A PEC do retrocesso (por Ramiro Castro)

Entra, como de praxe de forma açodada e sem debate público, na ordem do dia no Congresso Nacional uma Proposta de Emenda Constitucional (PEC) que visa destroçar os atuais marcos normativos relativos às áreas de saúde, educação e investimento público (BNDES). Dentre as proposições, acaba com a obrigatoriedade de gasto mínimo em saúde e educação, o que anteriormente somente se viu em Constituições promulgadas em regimes autoritários no Brasil, como durante a Ditadura Militar.
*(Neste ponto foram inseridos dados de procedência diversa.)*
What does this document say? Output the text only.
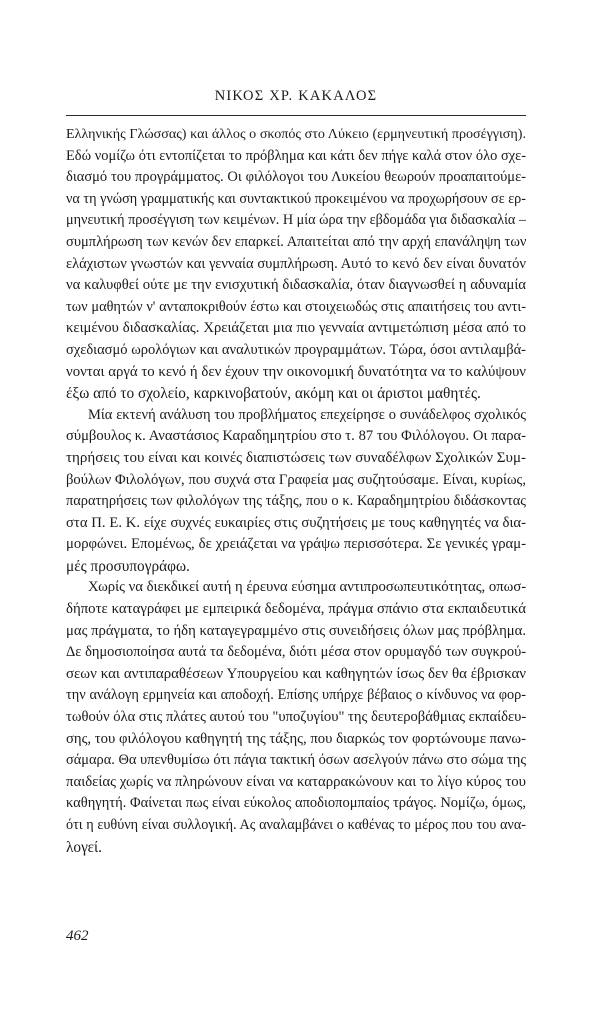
ΝΙΚΟΣ ΧΡ. ΚΑΚΑΛΟΣ
Ελληνικής Γλώσσας) και άλλος ο σκοπός στο Λύκειο (ερμηνευτική προσέγγιση).
Εδώ νομίζω ότι εντοπίζεται το πρόβλημα και κάτι δεν πήγε καλά στον όλο σχε-
διασμό του προγράμματος. Οι φιλόλογοι του Λυκείου θεωρούν προαπαιτούμε-
να τη γνώση γραμματικής και συντακτικού προκειμένου να προχωρήσουν σε ερ-
μηνευτική προσέγγιση των κειμένων. Η μία ώρα την εβδομάδα για διδασκαλία –
συμπλήρωση των κενών δεν επαρκεί. Απαιτείται από την αρχή επανάληψη των
ελάχιστων γνωστών και γενναία συμπλήρωση. Αυτό το κενό δεν είναι δυνατόν
να καλυφθεί ούτε με την ενισχυτική διδασκαλία, όταν διαγνωσθεί η αδυναμία
των μαθητών ν' ανταποκριθούν έστω και στοιχειωδώς στις απαιτήσεις του αντι-
κειμένου διδασκαλίας. Χρειάζεται μια πιο γενναία αντιμετώπιση μέσα από το
σχεδιασμό ωρολόγιων και αναλυτικών προγραμμάτων. Τώρα, όσοι αντιλαμβά-
νονται αργά το κενό ή δεν έχουν την οικονομική δυνατότητα να το καλύψουν
έξω από το σχολείο, καρκινοβατούν, ακόμη και οι άριστοι μαθητές.
Μία εκτενή ανάλυση του προβλήματος επεχείρησε ο συνάδελφος σχολικός
σύμβουλος κ. Αναστάσιος Καραδημητρίου στο τ. 87 του Φιλόλογου. Οι παρα-
τηρήσεις του είναι και κοινές διαπιστώσεις των συναδέλφων Σχολικών Συμ-
βούλων Φιλολόγων, που συχνά στα Γραφεία μας συζητούσαμε. Είναι, κυρίως,
παρατηρήσεις των φιλολόγων της τάξης, που ο κ. Καραδημητρίου διδάσκοντας
στα Π. Ε. Κ. είχε συχνές ευκαιρίες στις συζητήσεις με τους καθηγητές να δια-
μορφώνει. Επομένως, δε χρειάζεται να γράψω περισσότερα. Σε γενικές γραμ-
μές προσυπογράφω.
Χωρίς να διεκδικεί αυτή η έρευνα εύσημα αντιπροσωπευτικότητας, οπωσ-
δήποτε καταγράφει με εμπειρικά δεδομένα, πράγμα σπάνιο στα εκπαιδευτικά
μας πράγματα, το ήδη καταγεγραμμένο στις συνειδήσεις όλων μας πρόβλημα.
Δε δημοσιοποίησα αυτά τα δεδομένα, διότι μέσα στον ορυμαγδό των συγκρού-
σεων και αντιπαραθέσεων Υπουργείου και καθηγητών ίσως δεν θα έβρισκαν
την ανάλογη ερμηνεία και αποδοχή. Επίσης υπήρχε βέβαιος ο κίνδυνος να φορ-
τωθούν όλα στις πλάτες αυτού του "υποζυγίου" της δευτεροβάθμιας εκπαίδευ-
σης, του φιλόλογου καθηγητή της τάξης, που διαρκώς τον φορτώνουμε πανω-
σάμαρα. Θα υπενθυμίσω ότι πάγια τακτική όσων ασελγούν πάνω στο σώμα της
παιδείας χωρίς να πληρώνουν είναι να καταρρακώνουν και το λίγο κύρος του
καθηγητή. Φαίνεται πως είναι εύκολος αποδιοπομπαίος τράγος. Νομίζω, όμως,
ότι η ευθύνη είναι συλλογική. Ας αναλαμβάνει ο καθένας το μέρος που του ανα-
λογεί.
462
Atualmente nossa Carta Magna exige que Estados e Municípios apliquem, no mínimo, 25% de sua receita na educação e de 12% a 15% na Saúde.

A PEC 186/2019, agora com a redação dada pelo parecer substitutivo do Relator Senador Márcio Bittar do MDB, ao, dentro outras aberrações, revogar expressamente o caput e o parágrafo 1º do art. 212 e parágrafos 2 e 3 do art. 198 da Constituição, está em flagrante desarmonia com o texto Constitucional como um todo, bem como abusa do poder constituinte derivado ao atentar contra a vontade do legislador constituinte que elaborou o pacto social de 88 mediante ampla participação popular. É, ainda, inconstitucional pois afeta sobremaneira e de forma cristalina o direito à educação e saúde do povo Brasileiro, ao revogar o principal dispositivo capaz de efetivar estes direitos sociais, e, portanto, incorre em violação aos preceitos dos direitos humanos e fundamentais, não apenas meras normas programáticas, mas dotadas de eficácia e efetividade, pelo princípio da proibição do retrocesso social, reconhecido pelo Supremo Tribunal Federal, pois uma vez atingido determinado patamar de um direito, este não pode ser suprimido ou reduzido.

Sobre a vedação ao retrocesso social, diz o ilustre constitucionalista Canotilho:

“A proibição do retrocesso nada pode fazer contra as recessões e crises econômicas […], mas o princípio em análise limita a reversibilidade dos direitos adquiridos”, sob pena de afronta aos postulados da legítima confiança e da segurança dos cidadãos (…)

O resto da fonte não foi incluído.